We’ve been trained over the years, lifetimes, of having conversations that if someone doesn’t understand you, you then elaborate so that you can add more context, more information, to help them understand.

In the voice context, if you’re using a shopping application or a shopping voice user interface and it asks you a question like “Do you want to know more about the red t-shirts or the blue t-shirts?”

With voice, you might say “Both”. Right, the utterance starts out being narrow and short, but if the system doesn’t understand you and it says, “I’m sorry. I didn’t understand that. Do you want red or blue?” You over-elaborate again because you’ve been trained in conversation to add more information so that the other person can understand you.

And so instead of saying “both” again, you’ll say “I need both the red and the blue”, “I want to know more about both the red and the blue” and your utterance becomes longer.

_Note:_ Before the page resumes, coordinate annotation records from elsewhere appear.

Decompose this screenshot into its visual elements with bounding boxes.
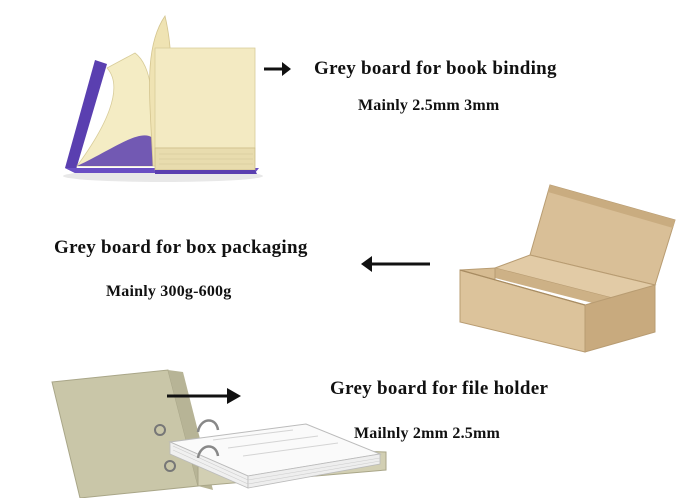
arrow-right-icon xyxy=(264,62,291,76)
arrow-left-icon xyxy=(361,256,430,272)
file-holder-detail: Mailnly 2mm 2.5mm xyxy=(354,425,501,442)
file-binder-icon xyxy=(51,369,387,498)
book-binding-title: Grey board for book binding xyxy=(314,58,557,79)
book-binding-detail: Mainly 2.5mm 3mm xyxy=(358,97,500,114)
arrow-right-icon xyxy=(167,388,241,404)
box-packaging-detail: Mainly 300g-600g xyxy=(106,283,232,300)
file-holder-title: Grey board for file holder xyxy=(330,378,549,399)
open-book-icon xyxy=(63,15,263,182)
cardboard-box-icon xyxy=(459,184,676,353)
box-packaging-title: Grey board for box packaging xyxy=(54,237,308,258)
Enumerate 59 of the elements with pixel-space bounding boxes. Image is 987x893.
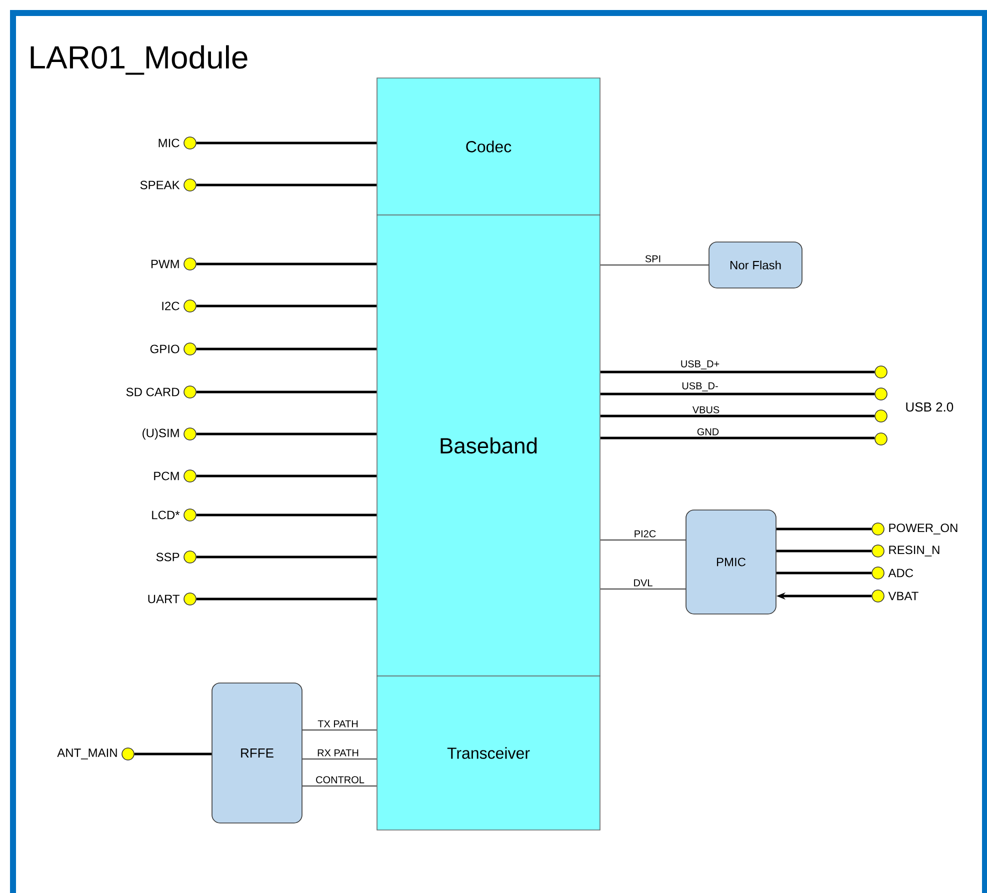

And so that’s one of the real things to pay attention to when you’re designing voice user interfaces is:

1) be clear about the way that you phrase the question and anticipate those kind of nuanced responses
2) be prepared, when you do have to repair a conversation, that sometimes the utterances that you’ll get in response might be a little bit longer and contain a little bit more information.

Of course, it does work the other way around. Sometimes people will start with a long search phrase, then realise the system’s not quite functioning properly. It doesn’t understand them. And therefore they’ll refine something to be a little bit shorter, but it’s not always the case and sometimes it is the inverse.